Monetary Authority of Singapore was less dovish than expected, which means USD/SGD is lower. Those positioning for a wider Singapore dollar NEER band were disappointed. MAS kept the width of the band at -2/+2%, re-centered the band, and reduced the slope to zero.
Over the short term, and running counter to the run of economist's logic, I don't believe Asian central banks want to weaken their currencies aggressively. With the world in lockdown, why do they need a weaker currency when there's no one to export to?
Instead, a stronger to stable currency attracts more capital inflows at a time when you want to start to internalize economies until the world sees COVID-19 pass.
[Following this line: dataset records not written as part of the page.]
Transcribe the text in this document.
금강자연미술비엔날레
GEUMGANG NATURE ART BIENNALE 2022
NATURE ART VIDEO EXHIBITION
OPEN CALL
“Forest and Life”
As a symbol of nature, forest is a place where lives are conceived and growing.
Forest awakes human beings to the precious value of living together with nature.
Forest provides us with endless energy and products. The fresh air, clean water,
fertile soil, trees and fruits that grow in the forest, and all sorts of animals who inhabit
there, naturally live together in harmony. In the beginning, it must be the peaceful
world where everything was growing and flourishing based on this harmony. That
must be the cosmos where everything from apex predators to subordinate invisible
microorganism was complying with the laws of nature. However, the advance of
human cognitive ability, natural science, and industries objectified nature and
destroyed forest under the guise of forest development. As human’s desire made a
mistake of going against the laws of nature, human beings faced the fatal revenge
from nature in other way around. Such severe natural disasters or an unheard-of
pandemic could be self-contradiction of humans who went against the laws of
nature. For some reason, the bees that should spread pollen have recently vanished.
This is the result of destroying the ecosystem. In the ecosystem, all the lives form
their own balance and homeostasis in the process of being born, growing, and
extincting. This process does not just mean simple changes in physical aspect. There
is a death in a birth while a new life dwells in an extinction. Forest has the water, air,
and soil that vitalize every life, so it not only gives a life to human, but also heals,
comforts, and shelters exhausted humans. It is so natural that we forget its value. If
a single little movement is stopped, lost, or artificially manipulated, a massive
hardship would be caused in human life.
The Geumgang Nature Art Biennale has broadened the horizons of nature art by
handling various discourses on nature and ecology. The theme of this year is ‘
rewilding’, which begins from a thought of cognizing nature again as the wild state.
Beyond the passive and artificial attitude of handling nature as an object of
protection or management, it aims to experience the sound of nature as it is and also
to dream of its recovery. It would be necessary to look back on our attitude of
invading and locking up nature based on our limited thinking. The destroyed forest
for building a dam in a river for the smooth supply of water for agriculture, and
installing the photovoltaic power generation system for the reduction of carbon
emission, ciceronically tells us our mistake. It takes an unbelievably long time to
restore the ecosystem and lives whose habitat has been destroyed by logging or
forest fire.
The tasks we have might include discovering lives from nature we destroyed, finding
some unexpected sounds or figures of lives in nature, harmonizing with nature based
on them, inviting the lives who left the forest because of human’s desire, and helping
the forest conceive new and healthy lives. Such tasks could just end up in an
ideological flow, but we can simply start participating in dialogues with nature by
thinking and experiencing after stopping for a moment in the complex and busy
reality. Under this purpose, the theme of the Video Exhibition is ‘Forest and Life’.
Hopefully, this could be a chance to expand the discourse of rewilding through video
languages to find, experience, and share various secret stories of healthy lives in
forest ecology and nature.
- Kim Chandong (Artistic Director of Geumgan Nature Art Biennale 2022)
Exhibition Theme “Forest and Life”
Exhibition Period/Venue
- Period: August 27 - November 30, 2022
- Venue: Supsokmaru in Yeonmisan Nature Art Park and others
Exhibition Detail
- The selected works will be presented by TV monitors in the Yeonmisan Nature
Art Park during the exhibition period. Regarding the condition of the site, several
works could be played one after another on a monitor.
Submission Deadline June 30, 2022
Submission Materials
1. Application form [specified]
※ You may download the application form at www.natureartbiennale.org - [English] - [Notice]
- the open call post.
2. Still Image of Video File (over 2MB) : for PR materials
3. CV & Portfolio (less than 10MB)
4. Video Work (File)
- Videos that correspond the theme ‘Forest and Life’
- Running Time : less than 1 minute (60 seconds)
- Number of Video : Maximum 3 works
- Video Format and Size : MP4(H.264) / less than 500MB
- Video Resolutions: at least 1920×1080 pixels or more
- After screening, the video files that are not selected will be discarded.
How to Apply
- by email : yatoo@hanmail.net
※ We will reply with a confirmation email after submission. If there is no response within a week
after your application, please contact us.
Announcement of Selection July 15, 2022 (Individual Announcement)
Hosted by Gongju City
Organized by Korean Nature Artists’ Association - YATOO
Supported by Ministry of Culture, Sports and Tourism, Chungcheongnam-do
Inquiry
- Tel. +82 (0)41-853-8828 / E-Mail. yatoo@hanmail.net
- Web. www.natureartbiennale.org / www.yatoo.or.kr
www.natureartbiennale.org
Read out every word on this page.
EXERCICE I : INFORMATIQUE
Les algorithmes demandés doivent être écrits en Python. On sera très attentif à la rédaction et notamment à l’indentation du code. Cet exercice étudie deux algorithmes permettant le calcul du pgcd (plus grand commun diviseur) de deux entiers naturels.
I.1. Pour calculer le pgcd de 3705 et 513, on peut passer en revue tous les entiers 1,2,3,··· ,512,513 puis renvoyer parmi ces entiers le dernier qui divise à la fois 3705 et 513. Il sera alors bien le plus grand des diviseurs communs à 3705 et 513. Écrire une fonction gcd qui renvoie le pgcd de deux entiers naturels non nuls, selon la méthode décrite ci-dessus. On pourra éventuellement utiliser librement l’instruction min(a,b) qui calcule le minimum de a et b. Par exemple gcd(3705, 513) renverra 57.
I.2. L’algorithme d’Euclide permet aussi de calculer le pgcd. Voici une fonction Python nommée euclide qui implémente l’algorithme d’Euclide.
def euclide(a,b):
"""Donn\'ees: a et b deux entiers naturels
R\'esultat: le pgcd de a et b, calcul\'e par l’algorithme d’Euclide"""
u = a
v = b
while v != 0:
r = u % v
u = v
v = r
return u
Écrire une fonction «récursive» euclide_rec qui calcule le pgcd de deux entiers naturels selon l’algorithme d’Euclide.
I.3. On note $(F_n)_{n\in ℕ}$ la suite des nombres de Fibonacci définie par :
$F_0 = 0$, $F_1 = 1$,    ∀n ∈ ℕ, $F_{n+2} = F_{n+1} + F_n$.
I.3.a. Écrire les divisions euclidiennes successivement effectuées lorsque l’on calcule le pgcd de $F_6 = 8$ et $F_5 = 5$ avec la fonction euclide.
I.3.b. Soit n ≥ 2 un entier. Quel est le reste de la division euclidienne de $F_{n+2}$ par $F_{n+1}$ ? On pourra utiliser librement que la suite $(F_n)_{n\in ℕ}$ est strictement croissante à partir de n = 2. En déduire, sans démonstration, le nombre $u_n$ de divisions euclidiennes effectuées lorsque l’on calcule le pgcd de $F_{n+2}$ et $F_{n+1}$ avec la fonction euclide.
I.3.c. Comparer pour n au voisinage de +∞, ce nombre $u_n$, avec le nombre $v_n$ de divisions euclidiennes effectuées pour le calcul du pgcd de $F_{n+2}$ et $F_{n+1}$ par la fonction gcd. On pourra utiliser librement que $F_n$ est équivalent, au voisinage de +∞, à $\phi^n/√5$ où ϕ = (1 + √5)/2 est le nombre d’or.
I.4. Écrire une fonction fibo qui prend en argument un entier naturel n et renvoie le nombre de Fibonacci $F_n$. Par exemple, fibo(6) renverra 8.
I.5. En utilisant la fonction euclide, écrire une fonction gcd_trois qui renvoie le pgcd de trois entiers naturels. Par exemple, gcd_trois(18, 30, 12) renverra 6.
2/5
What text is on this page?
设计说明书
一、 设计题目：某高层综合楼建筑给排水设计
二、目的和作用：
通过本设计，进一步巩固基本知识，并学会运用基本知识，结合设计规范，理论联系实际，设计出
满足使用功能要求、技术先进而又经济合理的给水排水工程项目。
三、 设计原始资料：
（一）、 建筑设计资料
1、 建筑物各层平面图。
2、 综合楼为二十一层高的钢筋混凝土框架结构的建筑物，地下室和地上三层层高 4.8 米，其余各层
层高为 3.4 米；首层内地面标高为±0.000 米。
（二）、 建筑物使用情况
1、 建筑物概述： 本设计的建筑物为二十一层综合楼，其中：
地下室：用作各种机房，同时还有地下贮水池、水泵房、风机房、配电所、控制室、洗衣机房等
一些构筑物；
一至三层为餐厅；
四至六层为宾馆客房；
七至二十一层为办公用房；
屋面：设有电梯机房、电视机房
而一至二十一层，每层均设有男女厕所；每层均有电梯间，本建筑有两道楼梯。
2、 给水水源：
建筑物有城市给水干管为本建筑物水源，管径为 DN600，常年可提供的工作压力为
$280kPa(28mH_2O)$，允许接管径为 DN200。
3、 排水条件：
Not to mention MAS doesn't want to raise the ire of the US treasury when the Fed has offered them a USD FX SWAP lifeline.
Focus on the US economy
There is an intense focus on when the US economy will reopen, but it looks like there is more suffering to come. But below S&P 500 2500, it seems like investors are willing to bring their shopping list back out while playing the odds for a quick economic turnaround.
If you believe that narrative will unfold, then it makes total sense to place your toe into the "dip" pond as the combined stimulus efforts from around the globe will provide a gale force tailwind for risk assets when the COVID-19 passes.
But it seems to me that its only market markers or long term buy only (perma bids) that are driving this equity rally these days.
Market makers seem to be reloading inventory in the most popular stocks to sell higher, while institutional long-only players are averaging in on their massive warehouse of tech stock.